Many businesses use MPLS networks to deliver applications, email, and other services to their users (usually in-house, but also to some customers). The initial and ongoing costs that MPLS networks demand are potentially very high, so businesses are always looking at ways to reduce these costs significantly. One way to do this is to look to the internet for a solution. This, however, brings a new dimension of security and performance issues.
It’s standard practice to have a resilient MPLS network from two different service providers, so there is a trend developing where businesses are using one MPLS network and utilising the internet as a backup for non-business-critical traffic. However, this still needs to perform at certain levels, so there are a few steps to take before this becomes a viable option.
When running side by side, it’s good practice to ensure you are satisfied with both the performance and security of the internet connected topology. Migrating apps over one by one is a good way to check this, rather than taking a big bang approach.
Ideally you should not rely on your end users to tell you if the new (internet) network is better or worse than the old (MPLS). By baselining the existing MPLS networks performance, this will give you an indication as to what to expect on the internet, so having a before and after comparison (FTP transfers are a good way to test this, or running VoIP and measuring jitter and delay) is a good way to compare the two options.
Internet performance and availability
Often, internet traffic is sent down the same physical lines as MPLS traffic and service providers will prioritise certain types of traffic. Premium internet and MPLS offerings will typically have priority over standard internet offerings.
Where possible, use the same network operator to deliver ALL the primary internet links from your internet-connected locations. This is important, as it reduces the number of interconnects your traffic has to pass through, thus decreasing bottlenecks, latency and additional hops.
Application visibility and traffic shaping
Most application and network monitoring solutions require either a plugin to monitor apps, or netflow/tap processes to monitor the traffic details/flow. Unfortunately this is not available on the internet, due to the fact that service providers will not support this type of intrusive configuration for businesses to manipulate. It is important to keep in mind the fact that by using the internet, you lose some visibility of your apps and performance data, and maintaining SLAs can be extremely difficult.

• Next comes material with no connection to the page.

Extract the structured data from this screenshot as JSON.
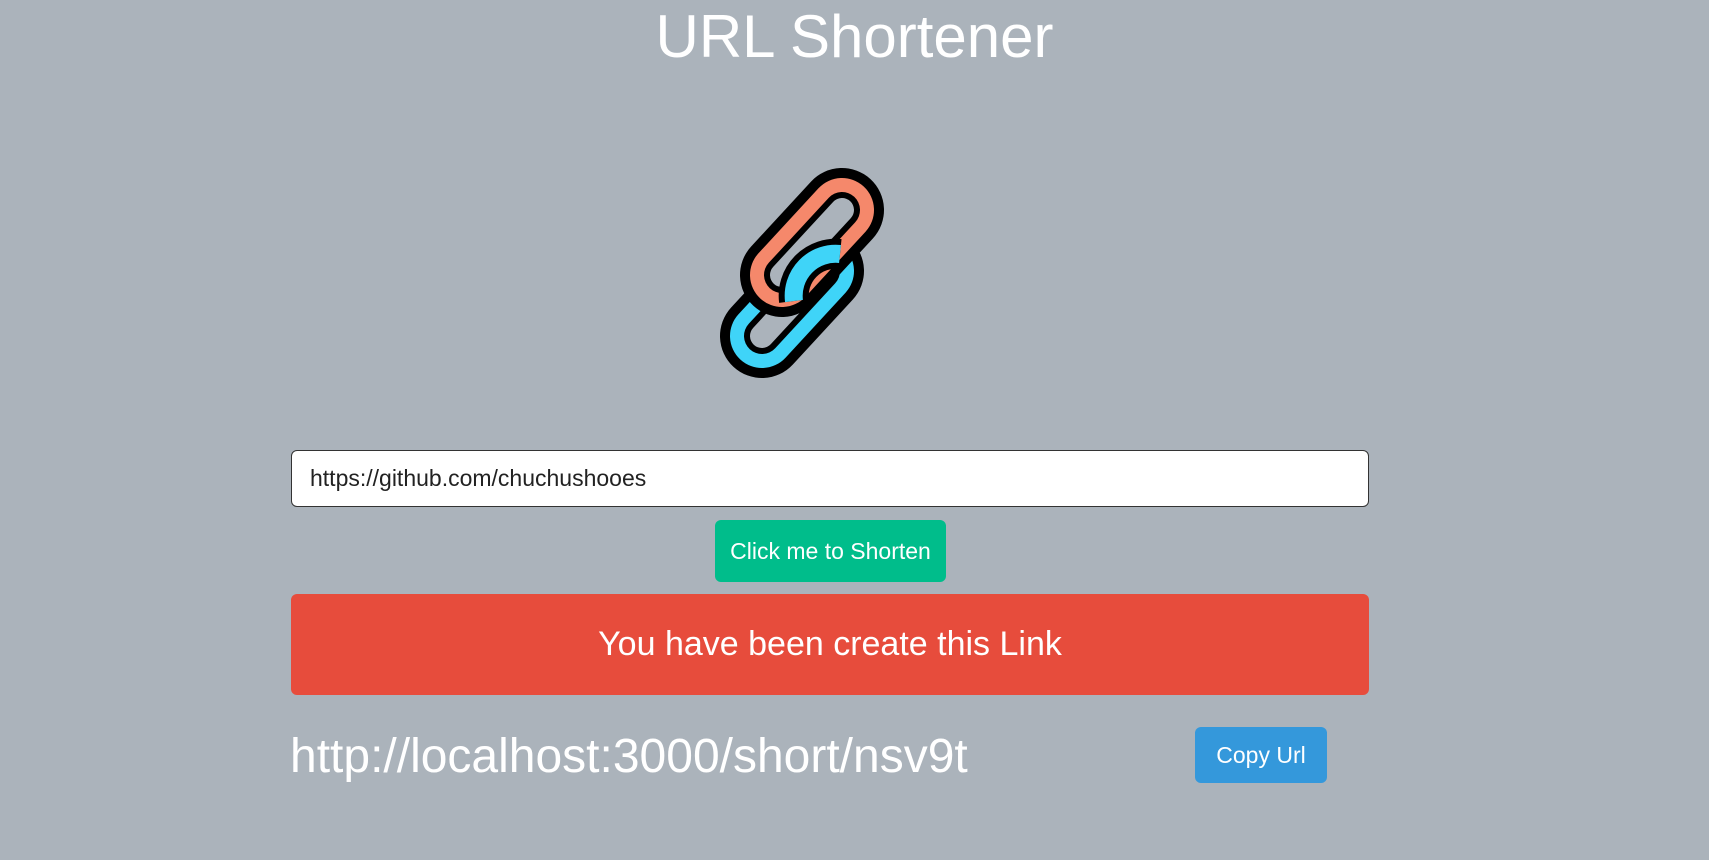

Some premium internet offerings will allow users to shape traffic at the edge; however some ISPs strip the type of service headers from packets en route which can render this service pretty much useless.
All traffic that traverses the internet should be highly-encrypted to mitigate man-in-the-middle attacks (where criminals tap into the data flow and steal valuable information) the other issues we see with the hybrid networks is that on traditional MPLS networks, it’s pretty much an ethernet connection between offices using dark fibre or dedicated bandwidth, which businesses trust. When using an internet circuit, consideration has to be made to put the circuits demarcation into a DMZ, that is firewalled off (both network and application types) and often with intrusion detection equipment, as the internet is looked at as being totally untrusted.
Migrating from MPLS to Internet can save you a lot of money and should be considered by businesses when reviewing network design. Frequently Network performance increases, because well-managed Internet connections can outperform poorly-managed MPLS networks.